McCormack goes on to accuse me of wanting to “protect the poet”. Actually I have no sympathy for Yeats’s desire to preserve the hereditary property of the landed aristocracy, which is the point Yeats had raised. With regard to his attitude towards the Jews, which is the point McCormack wants to raise, I had this to say: “Contrary to the impression given by McCormack, there is no evidence that Yeats supported anti-Semitic legislation. On the other hand, I know of no evidence that he ever specifically condemned anti-Semitic legislation … I think we can say this was an issue that didn’t interest Yeats. It is scarcely to his credit: he does not seem to have cared either way ‑ whether Jews were persecuted or whether they weren’t.” That doesn’t read to me like a very vigourous effort to protect the poet.

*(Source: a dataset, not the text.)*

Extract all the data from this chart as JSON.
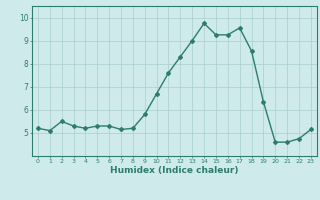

Those are the only two points of substance I was able to extract out of McCormack’s comments. The remarks about the BICO and Belfast are a little odd. I left both the BICO and Belfast in 1987, 24 years ago. Oh well. I suppose you can take the man out of Belfast and the BICO etc, but still, I like to think my sins are my own and not to be blamed on poor Angela Clifford, not to mention the Belfast presbytery in 1649 – though I’m curious to know if McCormack’s enthusiasm for Milton’s comments indicates support for the Irish policy of Milton’s patron, Oliver Cromwell, and indeed for his policy towards the Scots Presbyterians –
While Darwen stream, with blood of Scots imbrued
And Dunbar field, resounds thy praises loud.Milton was writing after Cromwell’s visit to Ireland but doesn’t consider it worthy of mention. Given that Yeats is the greatest poet since Milton, perhaps a book on Milton’s implicit support for the massacre of the Irish would now be in order.